En medio de la polémica, ha emergido de ultratumba una personalidad tan carismática como la de Julio Anguita, no tanto debido a logros concretos sino, sobre todo, a la integridad del cordobés, consecuencia lógica de un hecho fundamental: lo que nos jugamos colectivamente en la llamada “batalla cultural” son unos valores que pongan contra las cuerdas el entramado neoliberal. Por eso, independientemente de Garzón, no me parece justo tachar de santurrones —término popular en redes— a quienes aún respiramos la esperanza de construir hogares, instituciones, países más amables para todos, y apreciamos ciertos principios, como la coherencia. La intolerancia a dicha injusticia se duplica, además, en cuanto que la moral se utiliza frecuentemente para recaudar votos; salvarla del mercadeo es un deber de cualquiera que ostente un cargo público, porque en la foto de un cuerpo se amalgaman los deseos de muchos.

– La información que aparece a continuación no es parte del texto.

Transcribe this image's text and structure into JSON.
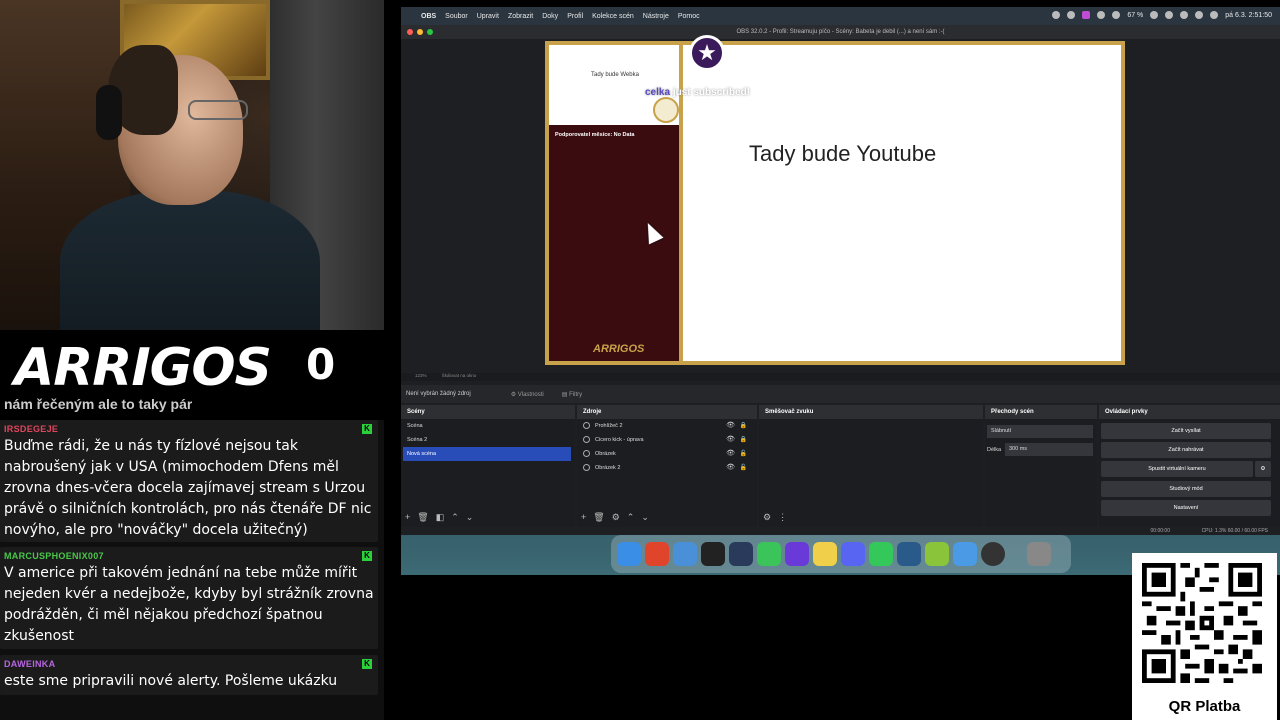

Con el espectro ideológico a la izquierda del PSOE fragmentado, el PSOE débil, y una expansión de la sima entre sillones y gente de a pie, a veces me gustaría contemplar más santurrones, verlos proliferar en cada esquina y multiplicarse sus fieles, que el camino lo marque una moral lo más férrea posible dentro de nuestras contradicciones individuales y sistémicas; lo opuesto no sería secularización, sino adhesión acrítica a la religión que colmata casi todos los espacios: ya lo dije, neoliberalismo.